Et si David Lynch s’installait dans un théâtre pour raconter la vie d’Anna Karénine ? Laetitia Gonzalbes donne une idée de ce que pourrait en être le résultat au théâtre de la Contrescarpe.

Anna Karénine… le chef d’oeuvre de Tolstoï. Femme vertueuse mariée à un homme pieux et aussi respectueux des conventions et des apparences, Anna lutter contre, puis vivre, une passion chahutée avec un autre homme. Elle part avec son amant, ne supporte pas d’avoir abandonné son fils, met fin à ses jours.
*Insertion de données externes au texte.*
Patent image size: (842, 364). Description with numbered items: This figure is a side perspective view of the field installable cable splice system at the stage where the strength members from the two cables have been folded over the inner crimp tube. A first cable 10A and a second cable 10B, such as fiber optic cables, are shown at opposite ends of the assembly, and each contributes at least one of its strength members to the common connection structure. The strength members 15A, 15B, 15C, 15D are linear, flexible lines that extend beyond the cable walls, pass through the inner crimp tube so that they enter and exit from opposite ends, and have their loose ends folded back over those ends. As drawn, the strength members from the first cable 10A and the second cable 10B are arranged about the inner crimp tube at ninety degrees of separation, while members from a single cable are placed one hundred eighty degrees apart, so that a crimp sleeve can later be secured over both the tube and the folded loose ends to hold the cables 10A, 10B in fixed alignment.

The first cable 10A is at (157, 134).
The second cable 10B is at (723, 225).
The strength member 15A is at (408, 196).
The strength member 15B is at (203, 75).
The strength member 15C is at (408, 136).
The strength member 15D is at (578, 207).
La passion vient de perdre contre la morale.

Dans cette version, Vronski est Varinka, l’amant est une amante. Une façon de rendre l’histoire plus actuelle. On est en 2018, j’ose espérer que personne ne sera ni surpris ni choqué.

La mort accueille le public, masque mi vénitien mi crane d’oiseau, habit noir, peau parcheminée. « Je vous observe depuis longtemps ». Anna arrive, l’histoire se déroule telle que Tolstoï l’a écrite – voire vécue, il y a de l’autobiographie dans cette histoire. Avec quelques inserts, Maupassant, Jean Fournée.
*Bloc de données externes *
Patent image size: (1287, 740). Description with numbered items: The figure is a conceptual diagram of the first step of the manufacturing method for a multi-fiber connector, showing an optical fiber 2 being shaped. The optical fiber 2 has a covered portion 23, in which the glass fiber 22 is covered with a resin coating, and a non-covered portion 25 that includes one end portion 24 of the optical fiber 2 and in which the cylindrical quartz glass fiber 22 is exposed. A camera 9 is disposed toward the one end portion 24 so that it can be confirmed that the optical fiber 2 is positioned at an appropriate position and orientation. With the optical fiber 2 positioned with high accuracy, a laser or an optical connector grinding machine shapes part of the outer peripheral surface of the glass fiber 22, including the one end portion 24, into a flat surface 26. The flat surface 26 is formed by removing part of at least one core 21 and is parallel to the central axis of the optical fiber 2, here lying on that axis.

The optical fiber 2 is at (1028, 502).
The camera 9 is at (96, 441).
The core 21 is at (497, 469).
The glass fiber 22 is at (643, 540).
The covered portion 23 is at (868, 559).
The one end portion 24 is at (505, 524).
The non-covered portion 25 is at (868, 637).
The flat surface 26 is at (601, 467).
Dans son adaptation d’Anna Karanine, Laetitia Gonzalbes ose. Elle ose modifier le texte, elle crée un univers. Un univers visuel et auditif qui marche. Appuyé sur une distribution qui tient le choc, des costumes de grande qualité, une utilisation audacieuse de la lumière. Elle ne tombe pas dans le piège de la performance pour la performance, c’est du théâtre, des personnages sont là, bien là, ils prennent le temps de raconter leur histoire. Une histoire intemporelle, racontée d’une façon très actuelle.

Actuelle et élégante.

Anna Karenine, c’est la passion contre la morale, le sexe animal contre la religion torturée. Je me souviens de la scène où les corps d’Anna et de Varinka se mêlent dans une danse sensuelle. Je me souviens de l’accouchement d’Anna. Tout est là, animal, charnel, entre ombre et lumière, sans franchir les limites de l’élégance.

L’esthétique de son univers m’a rappelé celle de David Lynch. Oui, c’est ça. Costumes, lumières, place de la musique, utilisation de la danse, c’est l’âme russe transportée à Twin Peaks, émouvant, prenant, impressionnant.

Avec une mention particulière pour le jeu de Lise Laffont, que j’ai trouvée magnifique dans le rôle d’Anna Karénine.

Ça peut étonner. Déstabiliser. Ou emporter. J’ai été un peu surpris au début, puis curieux. Et puis je me suis laissé emporter.